Si vede che mostravo così tanto scetticismo che per convincermi pretese di farmi provare. L'ultimo desiderio che avevo era di andare in un bordello indiano, proprio non ci tenevo. Ma tra lui che insisteva e forse per le numerose birre alla fine mi trovai su di uno risciò a motore diretto verso il quartiere dei bazar. Mi confortava un po' il fatto che non ero solo a essere sulla china sbagliata verso la redenzione, che anziché salire. precipitavo all'indietro. Ma ero in buona fede convinto che mi muoveva solo la curiosità, il bisogno di vedere e capire.
Un caso paradigmatico quello dell'India.
Questo grande Paese, che conta ormai oltre un miliardo di abitanti, è insieme luogo di reclutamento, di transito e di destinazione della tratta delle donne destinate alla prostituzione.
Gli Stati del Sud, come l'Andhra Pradesh, il Tamil Nadu e il Karnataka, come pure le regioni tribali del Jharkhand, del Chhattisgarh, dell'Orissa e gli Stati del Nord-Est, sono le principali zone di reclutamento di donne e di bambine, inviate poi come schiave domestiche e sessuali verso le grandi metropoli e le spiagge di Goa.

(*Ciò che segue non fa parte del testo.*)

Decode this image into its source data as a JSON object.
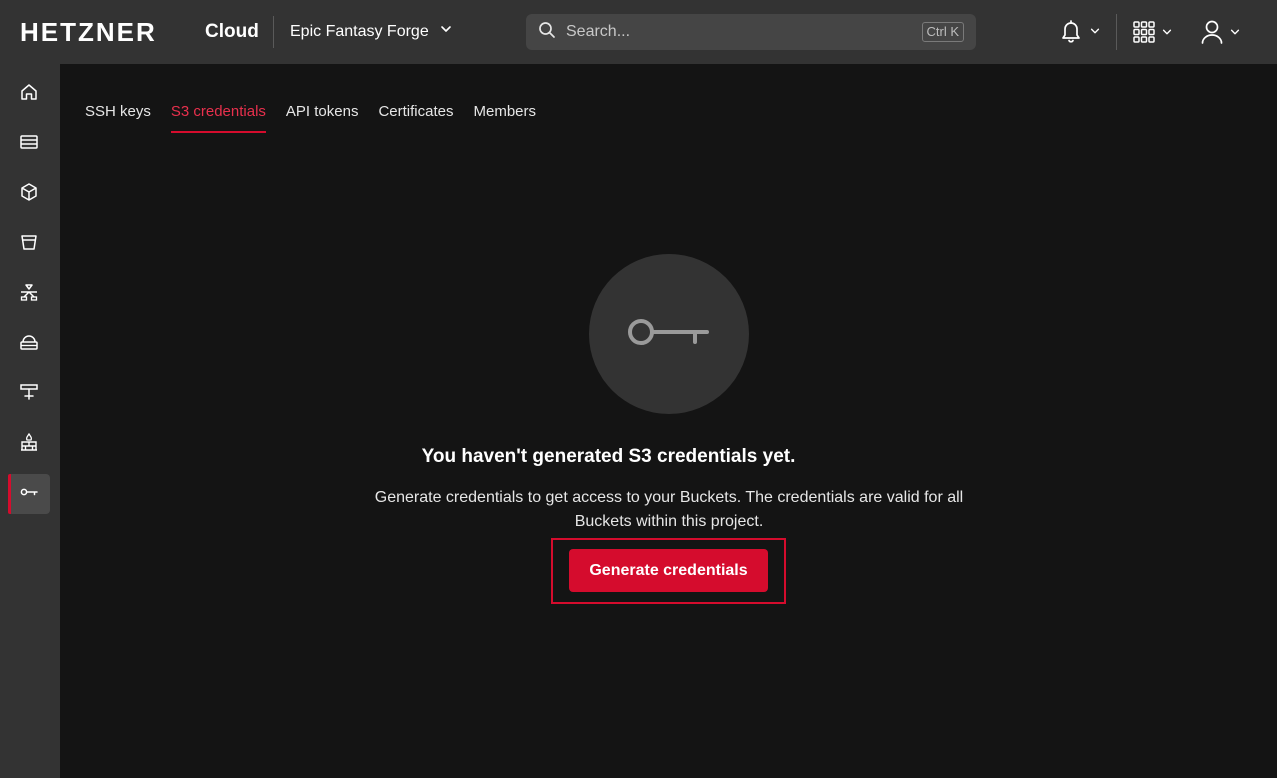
{
  "header": {
    "logo_text": "HETZNER",
    "logo_sub": "Cloud",
    "project_name": "Epic Fantasy Forge",
    "search_placeholder": "Search...",
    "search_shortcut": "Ctrl K"
  },
  "sidebar": {
    "items": [
      {
        "name": "home",
        "icon": "home-icon"
      },
      {
        "name": "servers",
        "icon": "server-icon"
      },
      {
        "name": "volumes",
        "icon": "cube-icon"
      },
      {
        "name": "object-storage",
        "icon": "bucket-icon"
      },
      {
        "name": "load-balancers",
        "icon": "load-balancer-icon"
      },
      {
        "name": "networks",
        "icon": "network-icon"
      },
      {
        "name": "floating-ips",
        "icon": "ip-icon"
      },
      {
        "name": "firewalls",
        "icon": "firewall-icon"
      },
      {
        "name": "security",
        "icon": "key-icon",
        "active": true
      }
    ]
  },
  "tabs": [
    {
      "label": "SSH keys",
      "active": false
    },
    {
      "label": "S3 credentials",
      "active": true
    },
    {
      "label": "API tokens",
      "active": false
    },
    {
      "label": "Certificates",
      "active": false
    },
    {
      "label": "Members",
      "active": false
    }
  ],
  "empty_state": {
    "icon": "key-icon",
    "title": "You haven't generated S3 credentials yet.",
    "description": "Generate credentials to get access to your Buckets. The credentials are valid for all Buckets within this project.",
    "button_label": "Generate credentials"
  },
  "colors": {
    "accent": "#d50c2d",
    "topbar": "#333333",
    "background": "#141414"
  }
}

In Occidente le donne possono essere solo o "madonne" o "puttane" a seconda che abbiano o meno delle pretese sessuali.
La moglie, la madre non può che essere una "madonna", è oggetto di rispetto, quasi di venerazione religiosa ("santa donna," viene spesso definita), viene messa su un piedistallo e cadere da esso e' sempre rovinoso e irreparabile.
In Oriente invece la donna è vista soprattutto in ragione della sua capacità di dare amore nel senso di piacere. Ma allora conta la bellezza, la giovinezza, la "abilità nella sessualità", ma sono tutte cose legate al capriccio, all'estro maschile e che comunque passano in fretta.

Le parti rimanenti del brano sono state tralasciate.